[caption id="attachment_947" width="510"]
América es esencialmente pulp. La serie American Crime Story pone en escena en su primera temporada el juicio de O. J. Simpson, el mismo que se emitió en directo con máximos niveles de audiencia en los años noventa, acaso para demostrarnos que la realidad se hace pulp cuando es televisada. El trabajo de reconstrucción es asombroso. La dramatización casi irónica, el increíble reparto con Cuba Gooding Jr. en la piel del futbolista procesado, el propio punto de vista que adopta la crónica de los hechos. Los personajes no hay que crearlos y la trama no hay que fabularla. America los fabricó y convirtió en estrellas del show mediático que capturó cierto espíritu de los años noventa.
La fuga de Simpson a lomos del Bronco blanco, perseguido por policías y helicópteros, se retransmitió en directo en todos los canales. La NBC interrumpió la retransmisión de la final de la NBA. Imaginen que, de repente, un Rafa Nadal o un Andrés Iniesta, un atleta nacional admirado y querido hasta por sus rivales, es acusado de asesinar a su exmujer y su novio, que un amigo suyo lee en rueda de prensa lo que parece una nota de suicidio en la que se declara inocente, que las televisiones emiten en directo su fuga por la autopista interestatal con un arma en la cabeza… imaginen si no iban las multitudes a colgar pancartas de los puentes y a congregarse en el recorrido de la persecución.
Pero esto es solo el principio. Ocurre apenas en el segundo de los diez capítulos, y ya el nivel de delirio mediático parece insuperable. El juicio penal, seguido en directo como un serial televisivo, duró 134 días. El final lo conocemos, también determinados puntos de giro (y quien no los conozca, alucinará), pero eso no impide que la serie que veinte años después reconstruye los hechos nos mantenga de nuevo alertas, en tensión, abrazados acaso a la romántica idea de que la ficción corregirá la historia. No es un deja-vu, es una ventana a las bambalinas de la representación pública, la puesta en orden y en rigurosa síntesis del caso de homicidio más popular de la historia, pero sin deslizarse por el docudrama, sino privilegiando y hasta enfatizando los códigos del noir, del pulp, del género judicial.

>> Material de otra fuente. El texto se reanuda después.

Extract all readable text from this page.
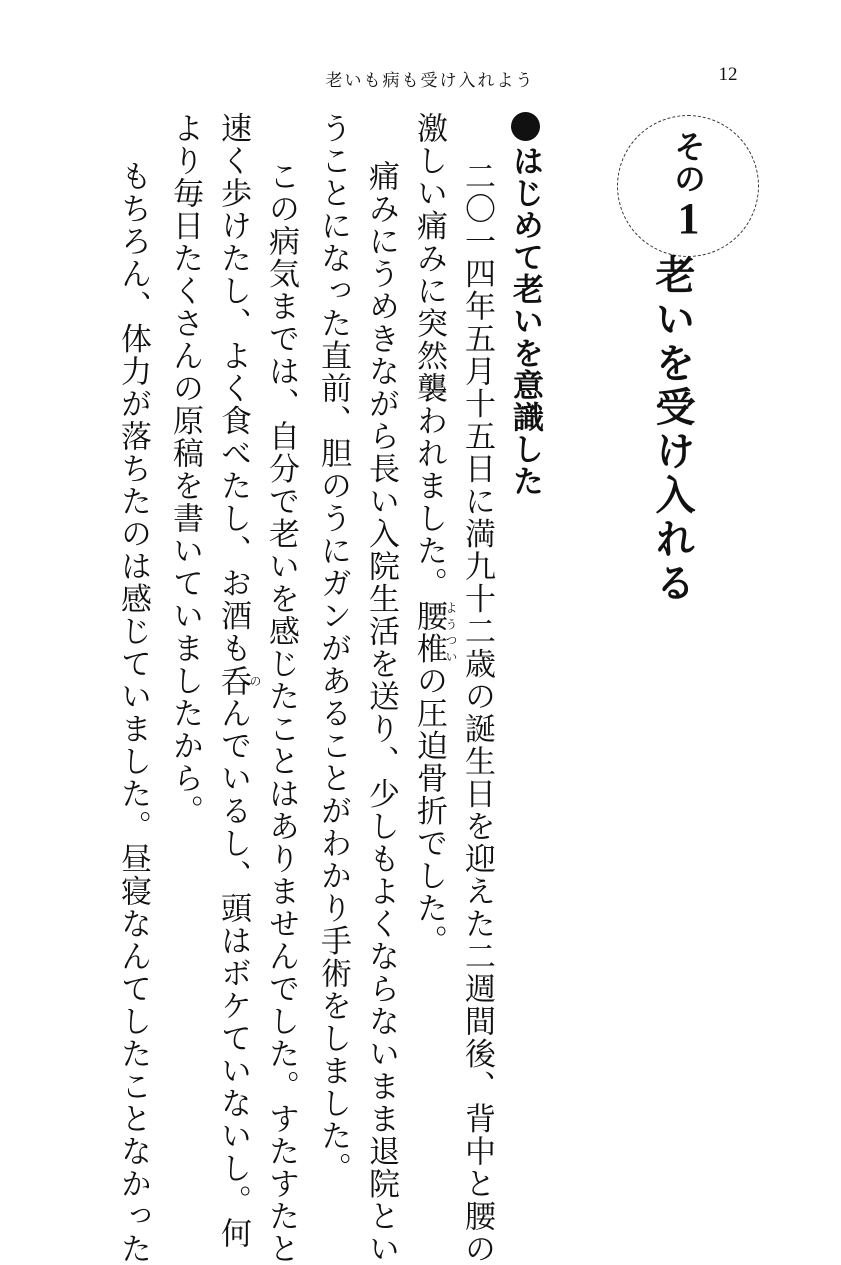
老いも病も受け入れよう	12
その1
老いを受け入れる
はじめて老いを意識した
二〇一四年五月十五日に満九十二歳の誕生日を迎えた二週間後、背中と腰の
激しい痛みに突然襲われました。腰椎ようついの圧迫骨折でした。
痛みにうめきながら長い入院生活を送り、少しもよくならないまま退院とい
うことになった直前、胆のうにガンがあることがわかり手術をしました。
この病気までは、自分で老いを感じたことはありませんでした。すたすたと
速く歩けたし、よく食べたし、お酒も呑のんでいるし、頭はボケていないし。何
より毎日たくさんの原稿を書いていましたから。
もちろん、体力が落ちたのは感じていました。昼寝なんてしたことなかった
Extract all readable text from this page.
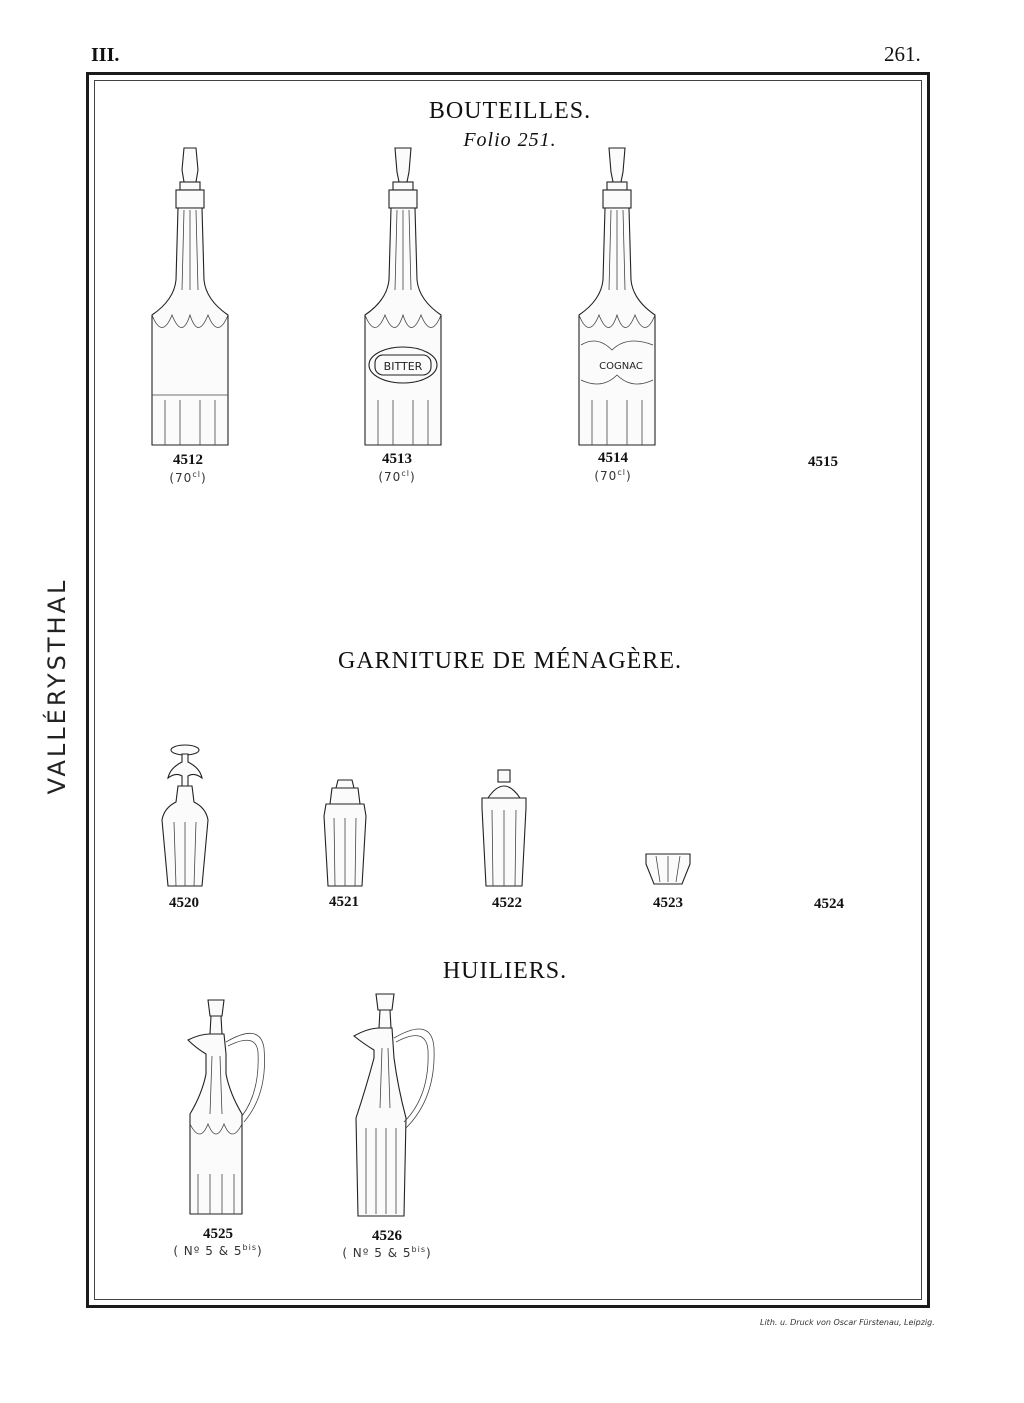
III.	261.
VALLÉRYSTHAL
BOUTEILLES.
Folio 251.
BITTER	COGNAC
4512
$(70^{cl})$
4513
$(70^{cl})$
4514
$(70^{cl})$
4515
GARNITURE DE MÉNAGÈRE.
4520	4521	4522	4523	4524
HUILIERS.
4525
( Nº 5 & $5^{bis}$)
4526
( Nº 5 & $5^{bis}$)
Lith. u. Druck von Oscar Fürstenau, Leipzig.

Lo que añade este serial ficcionado al serial del proceso es un discurso, una lectura del mundo sin menoscabo del registro factual de los hechos que se convierte en punzante radiografía del eterno conflicto racial estadounidense. No era un hombre siendo juzgado, ni siquiera era un dios del deporte nacional, era una raza, una comunidad entera. Esa fue la estrategia ganadora adoptada por la defensa. Pudo o no haberlo cometido, las teorías son diversas: un encargo de la mafia, el hijo de Simpson, un asesino en serie según confesión carcelaria, etc. Pero eso no fue lo que se juzgó. Fue algo mucho más grande y a la postre incontrolable.
La inteligencia del guion se transforma en genialidad en el penúltimo capítulo, dedicado por entero a los miembros del jurado. Comprendemos, o podemos intuir entonces, en cómo el circo mediático también se había contagiado al sanedrín, a pesar de las limitadas comunicaciones con el exterior a las que tenían acceso. Cuatro meses encerrados en un hotel sin televisión, aislados por completo del mundo, puede acabar con los nervios de cualquiera. La deliberación de un proceso tan complejo no duró ni cuatro horas. Al parecer, la única persona que parecía convencida de la culpabilidad de O. J. Simpson, la única que no se dejó cegar por el guante encojido y las declaraciones de un policía racista, llegó ya demasiado exhausta y abatida como para defender su posición.
Quien conozca la miniserie Making a Murderer encontrará resonancias con ese sistema judicial poroso a las teorías conspiratorias que, en aquel caso, parecían completamente viables, y que en este se revelan mucho más endebles. En todo caso, la estrategia fue la misma pero a la inversa: anular la validez de las pruebas de ADN. Una de las claves de la eficacia de la serie es el aparente equilibrio en los tiempos dedicados a la acusación y al equipo de la defensa –llamado dream team por la prensa, liderados en la ficción por John Travolta y Courtney B. Vance–, la exposición de sus razones y estrategias, como si se tratara de garantizar la imparcialidad y equidistancia del relato. Pero nada más lejos. El punto de vista y la empatía emocional acaban anclados en la relación entre la fiscal Marcia Clark (Sarah Paulson), caucásica, y su ayudante Christopher Darden (Sterling K. Brown), afroamericano. En ellos están contenidos la concordia social, el trabajo y la honestidad profesional, y el raciocinio analítico que tan ausentes estuvieron a lo largo del proceso.